Critique de Sahkti (Genève, Inscrite le 17 avril 2004, 50 ans) - 27 avril 2006

Ce roman de François Emmanuel, initialement sorti aux Eperonniers en 1992, a été publié, dans une version revue et corrigée par l'auteur, aux Editions Labor en 2002. Avec, en prime et c'est un beau cadeau, une lecture très intéressante de cette oeuvre par Carmelo Virone. Qui présente une analyse personnelle de l'oeuvre, notamment le découpage du récit en trois chapitres portant prénom de femme ou encore la séparation ténue entre oeuvre romanesque et conte initiatique. Un regard enrichissant sur un texte étrange et je trouve pertinent ce rapprochement opéré par Virone entre "La nuit d'obsidienne" et le film "Stalker" de Tarkovski, évoqué par François Emmanuel en exergue du récit "Dans la lumière d'Andrei Tarkovski". On retrouve parfaitement dans ce roman l'ambiance étrange, un peu lourde et écrasante, de l'oeuvre du cinéaste russe, en particulier lorsque les hommes arrivent dans la Zone et y progressent à petits pas, au milieu d'un territoire dévasté. Une terre ravagée, c'est ce que représente l'île imaginaire de François Emmanuel, territoire rayé des cartes officielles pour cause de manoeuvres militaires secrètes, île sur laquelle vivent encore des gens, meurtris et terrorisés, obligés de passer d'un coin à l'autre, en pleine nuit la peur au ventre. Une île mystérieuse où la mort épouse la naissance et vice-versa dans un rituel cyclique de sept ans. Le poids de cette tradition hante encore les esprits et chacun y trouve son compte de frayeur mais aussi d'espoir.
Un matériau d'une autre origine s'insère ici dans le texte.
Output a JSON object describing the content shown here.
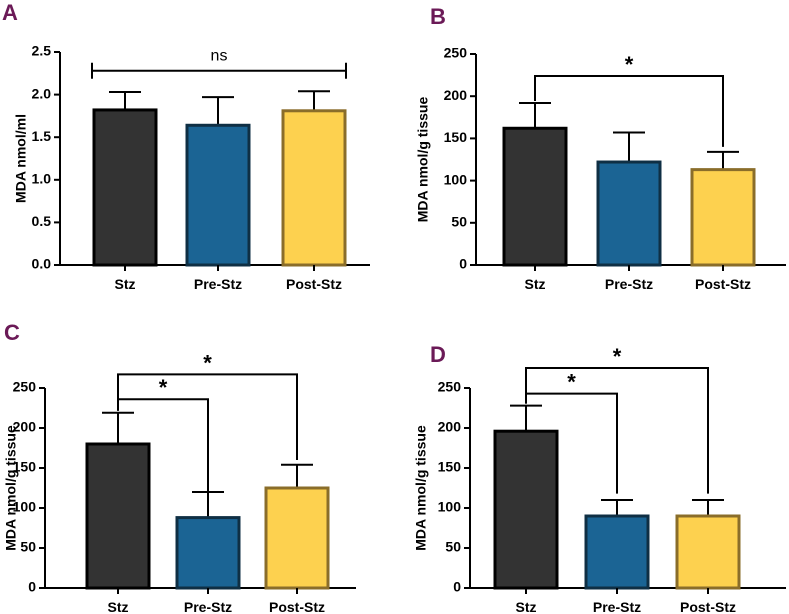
{
  "colors": {
    "panel_letter": "#6b1a57",
    "axis": "#000000",
    "bar_outlines": [
      "#000000",
      "#0f2f44",
      "#8a6d2a"
    ]
  },
  "chart_data": [
    {
      "type": "bar",
      "panel": "A",
      "title": "",
      "xlabel": "",
      "ylabel": "MDA nmol/ml",
      "categories": [
        "Stz",
        "Pre-Stz",
        "Post-Stz"
      ],
      "values": [
        1.82,
        1.64,
        1.81
      ],
      "errors": [
        0.21,
        0.33,
        0.23
      ],
      "colors": [
        "#333333",
        "#1b6494",
        "#fdd14f"
      ],
      "ylim": [
        0,
        2.5
      ],
      "yticks": [
        "0.0",
        "0.5",
        "1.0",
        "1.5",
        "2.0",
        "2.5"
      ],
      "significance": [
        {
          "from": 0,
          "to": 2,
          "label": "ns",
          "style": "ends",
          "level": 2.28
        }
      ]
    },
    {
      "type": "bar",
      "panel": "B",
      "title": "",
      "xlabel": "",
      "ylabel": "MDA nmol/g tissue",
      "categories": [
        "Stz",
        "Pre-Stz",
        "Post-Stz"
      ],
      "values": [
        162,
        122,
        113
      ],
      "errors": [
        30,
        35,
        21
      ],
      "colors": [
        "#333333",
        "#1b6494",
        "#fdd14f"
      ],
      "ylim": [
        0,
        250
      ],
      "yticks": [
        "0",
        "50",
        "100",
        "150",
        "200",
        "250"
      ],
      "significance": [
        {
          "from": 0,
          "to": 2,
          "label": "*",
          "style": "drop",
          "level": 224,
          "drop_to": 140
        }
      ]
    },
    {
      "type": "bar",
      "panel": "C",
      "title": "",
      "xlabel": "",
      "ylabel": "MDA nmol/g tissue",
      "categories": [
        "Stz",
        "Pre-Stz",
        "Post-Stz"
      ],
      "values": [
        180,
        88,
        125
      ],
      "errors": [
        39,
        32,
        29
      ],
      "colors": [
        "#333333",
        "#1b6494",
        "#fdd14f"
      ],
      "ylim": [
        0,
        250
      ],
      "yticks": [
        "0",
        "50",
        "100",
        "150",
        "200",
        "250"
      ],
      "significance": [
        {
          "from": 0,
          "to": 1,
          "label": "*",
          "style": "drop",
          "level": 236,
          "drop_to": 94
        },
        {
          "from": 0,
          "to": 2,
          "label": "*",
          "style": "drop",
          "level": 267,
          "drop_to": 160
        }
      ]
    },
    {
      "type": "bar",
      "panel": "D",
      "title": "",
      "xlabel": "",
      "ylabel": "MDA nmol/g tissue",
      "categories": [
        "Stz",
        "Pre-Stz",
        "Post-Stz"
      ],
      "values": [
        196,
        90,
        90
      ],
      "errors": [
        32,
        20,
        20
      ],
      "colors": [
        "#333333",
        "#1b6494",
        "#fdd14f"
      ],
      "ylim": [
        0,
        250
      ],
      "yticks": [
        "0",
        "50",
        "100",
        "150",
        "200",
        "250"
      ],
      "significance": [
        {
          "from": 0,
          "to": 1,
          "label": "*",
          "style": "drop",
          "level": 243,
          "drop_to": 118
        },
        {
          "from": 0,
          "to": 2,
          "label": "*",
          "style": "drop",
          "level": 275,
          "drop_to": 118
        }
      ]
    }
  ]
}
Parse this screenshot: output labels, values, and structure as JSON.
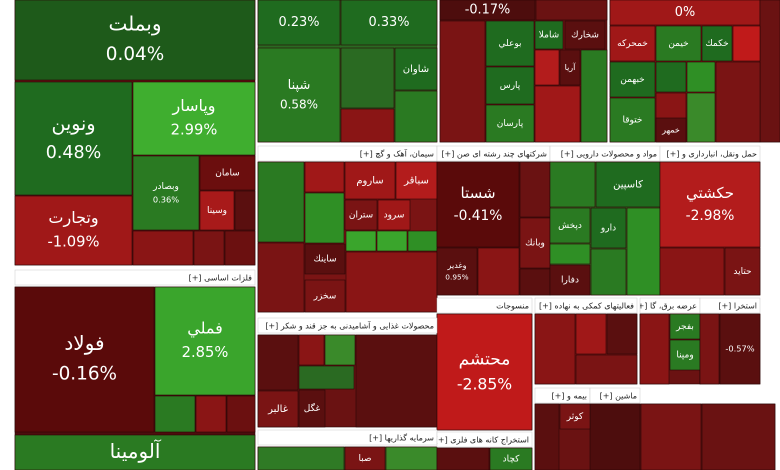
{
  "groups": [
    {
      "title": "فلزات اساسی [+]"
    },
    {
      "title": "سیمان، آهک و گچ [+]"
    },
    {
      "title": "محصولات غذایی و آشامیدنی به جز قند و شکر [+]"
    },
    {
      "title": "سرمایه گذاریها [+]"
    },
    {
      "title": "شرکتهای چند رشته ای صن [+]"
    },
    {
      "title": "مواد و محصولات دارویی [+]"
    },
    {
      "title": "حمل ونقل، انبارداری و [+]"
    },
    {
      "title": "منسوجات"
    },
    {
      "title": "استخراج کانه های فلزی [+]"
    },
    {
      "title": "فعالیتهای کمکی به نهاده [+]"
    },
    {
      "title": "عرضه برق، گا [+]"
    },
    {
      "title": "استخرا [+]"
    },
    {
      "title": "بيمه و [+]"
    },
    {
      "title": "ماشين [+]"
    }
  ],
  "tiles": [
    {
      "name": "وبملت",
      "change": "0.04%"
    },
    {
      "name": "ونوين",
      "change": "0.48%"
    },
    {
      "name": "وپاسار",
      "change": "2.99%"
    },
    {
      "name": "وتجارت",
      "change": "-1.09%"
    },
    {
      "name": "وبصادر",
      "change": "0.36%"
    },
    {
      "name": "سامان"
    },
    {
      "name": "وسينا"
    },
    {
      "name": "فولاد",
      "change": "-0.16%"
    },
    {
      "name": "فملي",
      "change": "2.85%"
    },
    {
      "name": "آلومينا"
    },
    {
      "change": "0.23%"
    },
    {
      "change": "0.33%"
    },
    {
      "name": "شپنا",
      "change": "0.58%"
    },
    {
      "name": "شاوان"
    },
    {
      "name": "ساروم"
    },
    {
      "name": "سباقر"
    },
    {
      "name": "سرود"
    },
    {
      "name": "ستران"
    },
    {
      "name": "ساينك"
    },
    {
      "name": "سخزر"
    },
    {
      "name": "غگل"
    },
    {
      "name": "غالبر"
    },
    {
      "name": "صبا"
    },
    {
      "change": "-0.17%"
    },
    {
      "name": "بوعلي"
    },
    {
      "name": "شاملا"
    },
    {
      "name": "شخارك"
    },
    {
      "name": "پارس"
    },
    {
      "name": "آريا"
    },
    {
      "name": "پارسان"
    },
    {
      "name": "شستا",
      "change": "-0.41%"
    },
    {
      "name": "وبانك"
    },
    {
      "name": "وغدير",
      "change": "0.95%"
    },
    {
      "name": "كاسپين"
    },
    {
      "name": "دپخش"
    },
    {
      "name": "دارو"
    },
    {
      "name": "دفارا"
    },
    {
      "name": "محتشم",
      "change": "-2.85%"
    },
    {
      "name": "كچاد"
    },
    {
      "change": "0%"
    },
    {
      "name": "خمحركه"
    },
    {
      "name": "خيمن"
    },
    {
      "name": "خكمك"
    },
    {
      "name": "خبهمن"
    },
    {
      "name": "ختوقا"
    },
    {
      "name": "خمهر"
    },
    {
      "name": "حكشتي",
      "change": "-2.98%"
    },
    {
      "name": "حتايد"
    },
    {
      "name": "بفجر"
    },
    {
      "name": "ومپنا"
    },
    {
      "change": "-0.57%"
    },
    {
      "name": "كوثر"
    }
  ]
}
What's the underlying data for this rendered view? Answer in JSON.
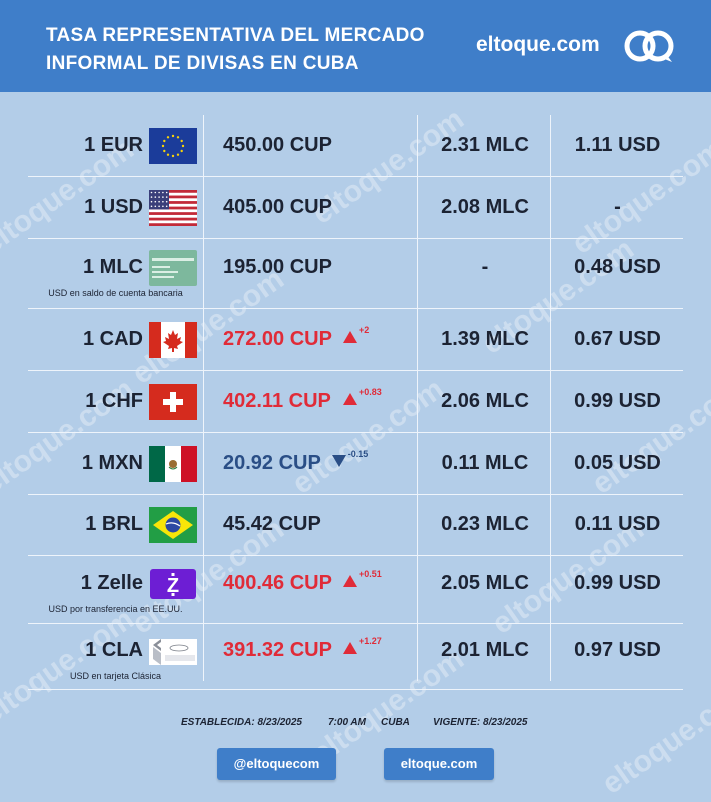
{
  "header": {
    "title": "TASA REPRESENTATIVA DEL MERCADO INFORMAL DE DIVISAS EN CUBA",
    "brand": "eltoque.com"
  },
  "watermark": "eltoque.com",
  "rates": [
    {
      "currency": "1 EUR",
      "flag": "eu-flag",
      "cup": "450.00 CUP",
      "trend": "",
      "change": "",
      "mlc": "2.31 MLC",
      "usd": "1.11 USD",
      "note": ""
    },
    {
      "currency": "1 USD",
      "flag": "us-flag",
      "cup": "405.00 CUP",
      "trend": "",
      "change": "",
      "mlc": "2.08 MLC",
      "usd": "-",
      "note": ""
    },
    {
      "currency": "1 MLC",
      "flag": "mlc-card",
      "cup": "195.00 CUP",
      "trend": "",
      "change": "",
      "mlc": "-",
      "usd": "0.48 USD",
      "note": "USD en saldo de cuenta bancaria"
    },
    {
      "currency": "1 CAD",
      "flag": "canada-flag",
      "cup": "272.00 CUP",
      "trend": "up",
      "change": "+2",
      "mlc": "1.39 MLC",
      "usd": "0.67 USD",
      "note": ""
    },
    {
      "currency": "1 CHF",
      "flag": "swiss-flag",
      "cup": "402.11 CUP",
      "trend": "up",
      "change": "+0.83",
      "mlc": "2.06 MLC",
      "usd": "0.99 USD",
      "note": ""
    },
    {
      "currency": "1 MXN",
      "flag": "mexico-flag",
      "cup": "20.92 CUP",
      "trend": "down",
      "change": "-0.15",
      "mlc": "0.11 MLC",
      "usd": "0.05 USD",
      "note": ""
    },
    {
      "currency": "1 BRL",
      "flag": "brazil-flag",
      "cup": "45.42 CUP",
      "trend": "",
      "change": "",
      "mlc": "0.23 MLC",
      "usd": "0.11 USD",
      "note": ""
    },
    {
      "currency": "1 Zelle",
      "flag": "zelle-logo",
      "cup": "400.46 CUP",
      "trend": "up",
      "change": "+0.51",
      "mlc": "2.05 MLC",
      "usd": "0.99 USD",
      "note": "USD por transferencia en EE.UU."
    },
    {
      "currency": "1 CLA",
      "flag": "clasica-card",
      "cup": "391.32 CUP",
      "trend": "up",
      "change": "+1.27",
      "mlc": "2.01 MLC",
      "usd": "0.97 USD",
      "note": "USD en tarjeta Clásica"
    }
  ],
  "footer": {
    "established": "ESTABLECIDA: 8/23/2025",
    "time": "7:00 AM",
    "place": "CUBA",
    "valid": "VIGENTE: 8/23/2025"
  },
  "buttons": {
    "social": "@eltoquecom",
    "site": "eltoque.com"
  },
  "colors": {
    "header": "#3f7ec9",
    "background": "#b3cde8",
    "up": "#e02b38",
    "down": "#2a4e86"
  }
}
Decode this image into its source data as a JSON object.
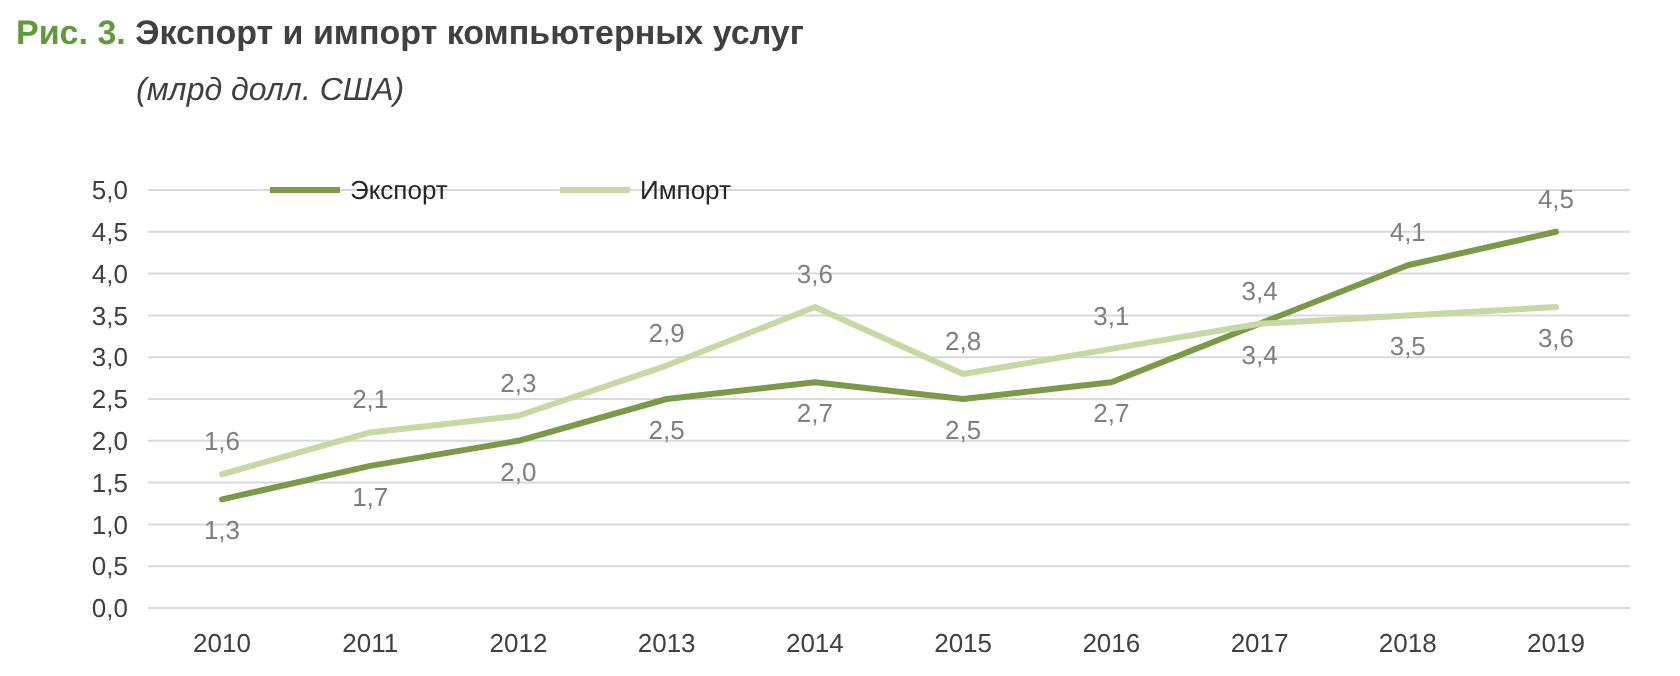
{
  "chart_data": {
    "type": "line",
    "title": "Рис. 3. Экспорт и импорт компьютерных услуг",
    "subtitle": "(млрд долл. США)",
    "categories": [
      "2010",
      "2011",
      "2012",
      "2013",
      "2014",
      "2015",
      "2016",
      "2017",
      "2018",
      "2019"
    ],
    "series": [
      {
        "name": "Экспорт",
        "color": "#7a9a47",
        "values": [
          1.3,
          1.7,
          2.0,
          2.5,
          2.7,
          2.5,
          2.7,
          3.4,
          4.1,
          4.5
        ],
        "value_labels": [
          "1,3",
          "1,7",
          "2,0",
          "2,5",
          "2,7",
          "2,5",
          "2,7",
          "3,4",
          "4,1",
          "4,5"
        ]
      },
      {
        "name": "Импорт",
        "color": "#c6d9a4",
        "values": [
          1.6,
          2.1,
          2.3,
          2.9,
          3.6,
          2.8,
          3.1,
          3.4,
          3.5,
          3.6
        ],
        "value_labels": [
          "1,6",
          "2,1",
          "2,3",
          "2,9",
          "3,6",
          "2,8",
          "3,1",
          "3,4",
          "3,5",
          "3,6"
        ]
      }
    ],
    "ylim": [
      0,
      5
    ],
    "yticks": [
      {
        "value": 0,
        "label": "0,0"
      },
      {
        "value": 0.5,
        "label": "0,5"
      },
      {
        "value": 1,
        "label": "1,0"
      },
      {
        "value": 1.5,
        "label": "1,5"
      },
      {
        "value": 2,
        "label": "2,0"
      },
      {
        "value": 2.5,
        "label": "2,5"
      },
      {
        "value": 3,
        "label": "3,0"
      },
      {
        "value": 3.5,
        "label": "3,5"
      },
      {
        "value": 4,
        "label": "4,0"
      },
      {
        "value": 4.5,
        "label": "4,5"
      },
      {
        "value": 5,
        "label": "5,0"
      }
    ],
    "grid": "y",
    "legend": "top left",
    "marker": "none",
    "line_style": "solid"
  }
}
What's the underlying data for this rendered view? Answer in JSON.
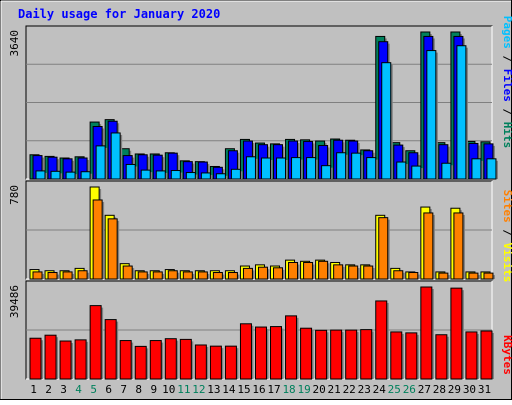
{
  "chart_data": {
    "type": "bar",
    "title": "Daily usage for January 2020",
    "categories": [
      "1",
      "2",
      "3",
      "4",
      "5",
      "6",
      "7",
      "8",
      "9",
      "10",
      "11",
      "12",
      "13",
      "14",
      "15",
      "16",
      "17",
      "18",
      "19",
      "20",
      "21",
      "22",
      "23",
      "24",
      "25",
      "26",
      "27",
      "28",
      "29",
      "30",
      "31"
    ],
    "weekend_days": [
      "4",
      "5",
      "11",
      "12",
      "18",
      "19",
      "25",
      "26"
    ],
    "panels": [
      {
        "id": "hits-files-pages",
        "ymax_label": "3640",
        "ylim": [
          0,
          3640
        ],
        "series": [
          {
            "name": "Hits",
            "color": "#00805c",
            "values": [
              600,
              560,
              520,
              550,
              1410,
              1470,
              750,
              620,
              620,
              650,
              450,
              430,
              310,
              750,
              980,
              890,
              870,
              980,
              970,
              940,
              990,
              960,
              720,
              3530,
              900,
              700,
              3640,
              900,
              3640,
              930,
              920
            ]
          },
          {
            "name": "Files",
            "color": "#0000ff",
            "values": [
              580,
              540,
              500,
              520,
              1300,
              1430,
              580,
              600,
              590,
              640,
              430,
              420,
              290,
              700,
              940,
              850,
              850,
              940,
              930,
              830,
              960,
              940,
              700,
              3400,
              840,
              650,
              3530,
              850,
              3530,
              880,
              870
            ]
          },
          {
            "name": "Pages",
            "color": "#00c0ff",
            "values": [
              200,
              190,
              170,
              180,
              820,
              1140,
              360,
              220,
              200,
              210,
              160,
              150,
              130,
              240,
              550,
              520,
              520,
              530,
              530,
              330,
              650,
              640,
              530,
              2880,
              420,
              320,
              3180,
              390,
              3300,
              500,
              500
            ]
          }
        ]
      },
      {
        "id": "sites-visits",
        "ymax_label": "780",
        "ylim": [
          0,
          780
        ],
        "series": [
          {
            "name": "Visits",
            "color": "#ffff00",
            "values": [
              80,
              70,
              70,
              90,
              780,
              540,
              130,
              70,
              70,
              80,
              70,
              70,
              70,
              70,
              110,
              120,
              110,
              160,
              150,
              160,
              140,
              120,
              120,
              540,
              90,
              60,
              610,
              60,
              600,
              60,
              60
            ]
          },
          {
            "name": "Sites",
            "color": "#ff8000",
            "values": [
              60,
              55,
              60,
              70,
              670,
              510,
              110,
              60,
              60,
              70,
              60,
              60,
              55,
              55,
              90,
              100,
              95,
              140,
              140,
              150,
              120,
              110,
              110,
              520,
              70,
              55,
              560,
              50,
              560,
              50,
              50
            ]
          }
        ]
      },
      {
        "id": "kbytes",
        "ymax_label": "39486",
        "ylim": [
          0,
          39486
        ],
        "series": [
          {
            "name": "KBytes",
            "color": "#ff0000",
            "values": [
              17500,
              18800,
              16300,
              16800,
              31500,
              25500,
              16500,
              14000,
              16500,
              17300,
              17000,
              14600,
              14100,
              14100,
              23700,
              22300,
              22500,
              27100,
              21800,
              20900,
              21000,
              21000,
              21200,
              33500,
              20200,
              19800,
              39486,
              19000,
              39000,
              20200,
              20600
            ]
          }
        ]
      }
    ],
    "right_labels": {
      "top": [
        {
          "text": "Pages",
          "color": "#00c0ff"
        },
        {
          "text": " / ",
          "color": "#000000"
        },
        {
          "text": "Files",
          "color": "#0000ff"
        },
        {
          "text": " / ",
          "color": "#000000"
        },
        {
          "text": "Hits",
          "color": "#00805c"
        }
      ],
      "middle": [
        {
          "text": "Sites",
          "color": "#ff8000"
        },
        {
          "text": " / ",
          "color": "#000000"
        },
        {
          "text": "Visits",
          "color": "#ffff00"
        }
      ],
      "bottom": [
        {
          "text": "KBytes",
          "color": "#ff0000"
        }
      ]
    },
    "colors": {
      "background": "#c0c0c0",
      "plot_bg": "#c0c0c0",
      "title": "#0000ff",
      "weekday_label": "#000000",
      "weekend_label": "#00805c",
      "grid": "#808080"
    },
    "grid": true
  }
}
Dans son analyse, Carmelo Virone cite Synge et ses textes sur les îles d'Aran. on pourrait également suggérer les îles Blaskett, vidées de leur substance humaine par un gouvernement irlandais qui estimait que les conditions de survie sur ces terres n'étaient plus acceptables pour ses habitants.
L'île de François Emmanuel fait naître la crainte et aussi un profond attachement pour cette zone à laquelle s'accroche déseséprément une poignée d'habitants. Elle dégage une aura particulière, suffisamment forte, pour provoquer la mort et une nouvelle naissance dans l'esprit du narrateur. Ce dernier revient de son voyage radicalement transformé, hanté par le poids des silences et des fantômes, devenu "un corps vide avec d'immenses réserves de souffle".
Un texte puissant que j'ai beaucoup aimé, pour sa gravité, pour cette communion avec une terre quasi disparue, pour la charge lourde, presque insurmontable, d'un passé de traditions qui empêche d'avancer tout en permettant de survivre.